C to Spin Conversion issue
Greg LaPolla
Posts: 320
P is a pointer to a variable of type long (int32_t in c)
Sensor reading at idle puts out readings between 2_300 - 2_500
after a few iterations this routine is returning values above 100_000
I have tried using x.long and x.word but that doesn't seem to help at all.
In the C version they typecast x as long but in this case its already a long in the spin2 version
Here is the original C Code
// Average DC Estimator static int16_t averageDCEstimator(int32_t *p, uint16_t x) { *p += ((((long) x << 15) - *p) >> 4); return (*p >> 15); }
Here is the spin2 code
PUB averageDCEstimator(p, x): result long[p] += (((x << 15) - long[p]) >> 4) result := (long[p] >> 15) return result
Comments
Maybe that right shift of 4 needs to be an arithmetic shift in Spin?
I don't know what C does with pointers as I program mainly in Pascal - Pascal does pointer arithmetic such as if you add 1 to the pointer, it points to the next long.
In Spin you have to add 4 to the "pointer" to point to the next long
I would assume that would equate to a divide by 16 ?
Kindof, but arithmetic right shift and signed division have different rounding behavior for negative numbers.
In Spin 1 the arithmetic right shift operator is "~>". Hopefully Spin 2 has the same operator.
No, that would be too easy
The operator is now: SAR
Andy
Wonder if it would be better to have the default shift in Spin2 be arithmetic...
Being as the usual variables are signed...
Looks like C automatically decides for you which shift to use.
Right shifts in C depends on the sign attribute of the value that is being shifted.
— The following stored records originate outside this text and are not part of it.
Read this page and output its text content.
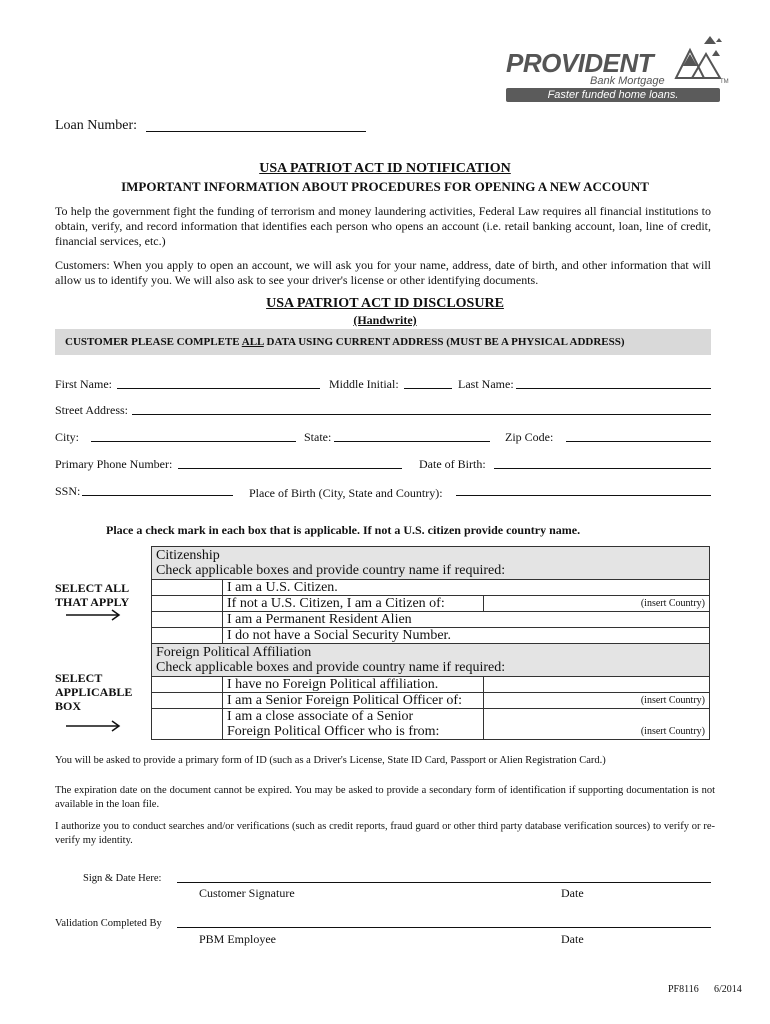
PROVIDENT
Bank Mortgage	TM
Faster funded home loans.
Loan Number:
USA PATRIOT ACT ID NOTIFICATION
IMPORTANT INFORMATION ABOUT PROCEDURES FOR OPENING A NEW ACCOUNT
To help the government fight the funding of terrorism and money laundering activities, Federal Law requires all financial institutions to obtain, verify, and record information that identifies each person who opens an account (i.e. retail banking account, loan, line of credit, financial services, etc.)
Customers: When you apply to open an account, we will ask you for your name, address, date of birth, and other information that will allow us to identify you. We will also ask to see your driver's license or other identifying documents.
USA PATRIOT ACT ID DISCLOSURE
(Handwrite)
CUSTOMER PLEASE COMPLETE ALL DATA USING CURRENT ADDRESS (MUST BE A PHYSICAL ADDRESS)
First Name:	Middle Initial:	Last Name:
Street Address:
City:	State:	Zip Code:
Primary Phone Number:	Date of Birth:
SSN:	Place of Birth (City, State and Country):
Place a check mark in each box that is applicable. If not a U.S. citizen provide country name.
SELECT ALL
THAT APPLY
SELECT
APPLICABLE
BOX
Citizenship
Check applicable boxes and provide country name if required:		

	I am a U.S. Citizen.	
	If not a U.S. Citizen, I am a Citizen of:	(insert Country)
	I am a Permanent Resident Alien	
	I do not have a Social Security Number.	

Foreign Political Affiliation
Check applicable boxes and provide country name if required:		

	I have no Foreign Political affiliation.	
	I am a Senior Foreign Political Officer of:	(insert Country)

	I am a close associate of a Senior
Foreign Political Officer who is from:	(insert Country)
You will be asked to provide a primary form of ID (such as a Driver's License, State ID Card, Passport or Alien Registration Card.)
The expiration date on the document cannot be expired. You may be asked to provide a secondary form of identification if supporting documentation is not available in the loan file.
I authorize you to conduct searches and/or verifications (such as credit reports, fraud guard or other third party database verification sources) to verify or re-verify my identity.
Sign & Date Here:
Customer Signature	Date
Validation Completed By
PBM Employee	Date
PF8116 6/2014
A signed value uses a signed shift, and an unsigned value uses an unsigned shift. In Spin, the type of shift is based entirely on the operator that is used. I suppose the ">>" operator could have been defined as a signed shift, but Chips chose to make it unsigned.
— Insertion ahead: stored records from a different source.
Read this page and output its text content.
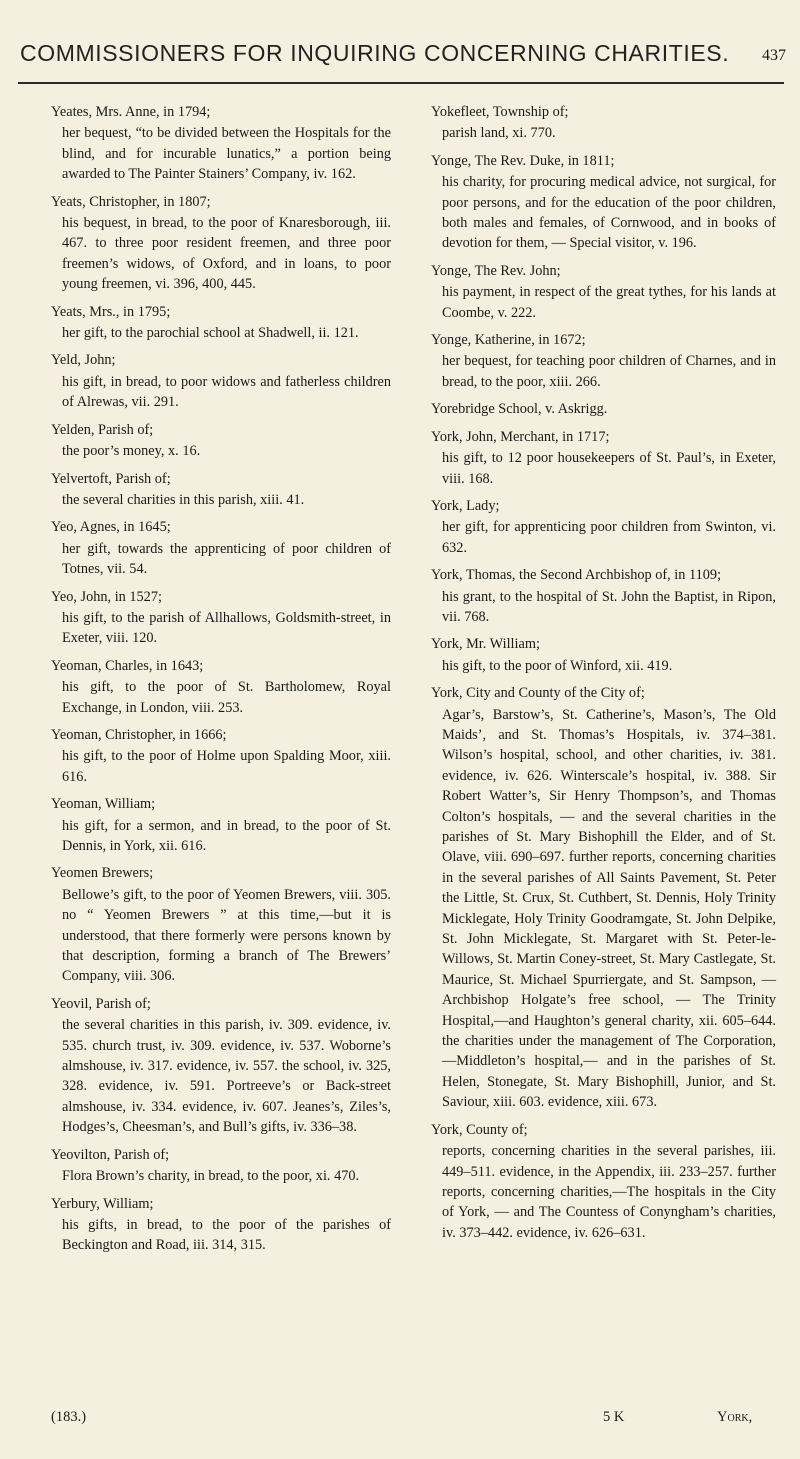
COMMISSIONERS FOR INQUIRING CONCERNING CHARITIES. 437
Yeates, Mrs. Anne, in 1794;
her bequest, “to be divided between the Hospitals for the blind, and for incurable lunatics,” a portion being awarded to The Painter Stainers’ Company, iv. 162.
Yeats, Christopher, in 1807;
his bequest, in bread, to the poor of Knaresborough, iii. 467. to three poor resident freemen, and three poor freemen’s widows, of Oxford, and in loans, to poor young freemen, vi. 396, 400, 445.
Yeats, Mrs., in 1795;
her gift, to the parochial school at Shadwell, ii. 121.
Yeld, John;
his gift, in bread, to poor widows and fatherless children of Alrewas, vii. 291.
Yelden, Parish of;
the poor’s money, x. 16.
Yelvertoft, Parish of;
the several charities in this parish, xiii. 41.
Yeo, Agnes, in 1645;
her gift, towards the apprenticing of poor children of Totnes, vii. 54.
Yeo, John, in 1527;
his gift, to the parish of Allhallows, Goldsmith-street, in Exeter, viii. 120.
Yeoman, Charles, in 1643;
his gift, to the poor of St. Bartholomew, Royal Exchange, in London, viii. 253.
Yeoman, Christopher, in 1666;
his gift, to the poor of Holme upon Spalding Moor, xiii. 616.
Yeoman, William;
his gift, for a sermon, and in bread, to the poor of St. Dennis, in York, xii. 616.
Yeomen Brewers;
Bellowe’s gift, to the poor of Yeomen Brewers, viii. 305. no “ Yeomen Brewers ” at this time,—but it is understood, that there formerly were persons known by that description, forming a branch of The Brewers’ Company, viii. 306.
Yeovil, Parish of;
the several charities in this parish, iv. 309. evidence, iv. 535. church trust, iv. 309. evidence, iv. 537. Woborne’s almshouse, iv. 317. evidence, iv. 557. the school, iv. 325, 328. evidence, iv. 591. Portreeve’s or Back-street almshouse, iv. 334. evidence, iv. 607. Jeanes’s, Ziles’s, Hodges’s, Cheesman’s, and Bull’s gifts, iv. 336–38.
Yeovilton, Parish of;
Flora Brown’s charity, in bread, to the poor, xi. 470.
Yerbury, William;
his gifts, in bread, to the poor of the parishes of Beckington and Road, iii. 314, 315.
Yokefleet, Township of;
parish land, xi. 770.
Yonge, The Rev. Duke, in 1811;
his charity, for procuring medical advice, not surgical, for poor persons, and for the education of the poor children, both males and females, of Cornwood, and in books of devotion for them, — Special visitor, v. 196.
Yonge, The Rev. John;
his payment, in respect of the great tythes, for his lands at Coombe, v. 222.
Yonge, Katherine, in 1672;
her bequest, for teaching poor children of Charnes, and in bread, to the poor, xiii. 266.
Yorebridge School, v. Askrigg.
York, John, Merchant, in 1717;
his gift, to 12 poor housekeepers of St. Paul’s, in Exeter, viii. 168.
York, Lady;
her gift, for apprenticing poor children from Swinton, vi. 632.
York, Thomas, the Second Archbishop of, in 1109;
his grant, to the hospital of St. John the Baptist, in Ripon, vii. 768.
York, Mr. William;
his gift, to the poor of Winford, xii. 419.
York, City and County of the City of;
Agar’s, Barstow’s, St. Catherine’s, Mason’s, The Old Maids’, and St. Thomas’s Hospitals, iv. 374–381. Wilson’s hospital, school, and other charities, iv. 381. evidence, iv. 626. Winterscale’s hospital, iv. 388. Sir Robert Watter’s, Sir Henry Thompson’s, and Thomas Colton’s hospitals, — and the several charities in the parishes of St. Mary Bishophill the Elder, and of St. Olave, viii. 690–697. further reports, concerning charities in the several parishes of All Saints Pavement, St. Peter the Little, St. Crux, St. Cuthbert, St. Dennis, Holy Trinity Micklegate, Holy Trinity Goodramgate, St. John Delpike, St. John Micklegate, St. Margaret with St. Peter-le-Willows, St. Martin Coney-street, St. Mary Castlegate, St. Maurice, St. Michael Spurriergate, and St. Sampson, — Archbishop Holgate’s free school, — The Trinity Hospital,—and Haughton’s general charity, xii. 605–644. the charities under the management of The Corporation,—Middleton’s hospital,— and in the parishes of St. Helen, Stonegate, St. Mary Bishophill, Junior, and St. Saviour, xiii. 603. evidence, xiii. 673.
York, County of;
reports, concerning charities in the several parishes, iii. 449–511. evidence, in the Appendix, iii. 233–257. further reports, concerning charities,—The hospitals in the City of York, — and The Countess of Conyngham’s charities, iv. 373–442. evidence, iv. 626–631.
(183.)	5 K	York,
So divide by 16 works as well as SAR 4.
Thanks for the input
They both do similar things, but you will get slightly different results for negative numbers. (-1 SAR 4) will be -1, and (-1/16) will be zero. Also, a divide requires more cycles than a shift.
It would be more accurate to round by adding half of the shift amount before shifting down, but then you'll get different results than the Spin code produces. So for a shift of 4 you would first add 2^3 = 8, and for a shift of 15 you would add 2^14 = 16384. However, if the Spin code works fine without rounding I wouldn't bother with rounding in the C code.
No, divide by 16 is the same as SAR 4 only for positive numbers. For negative numbers they are different. Use SAR 4, it's much faster than divide anyway.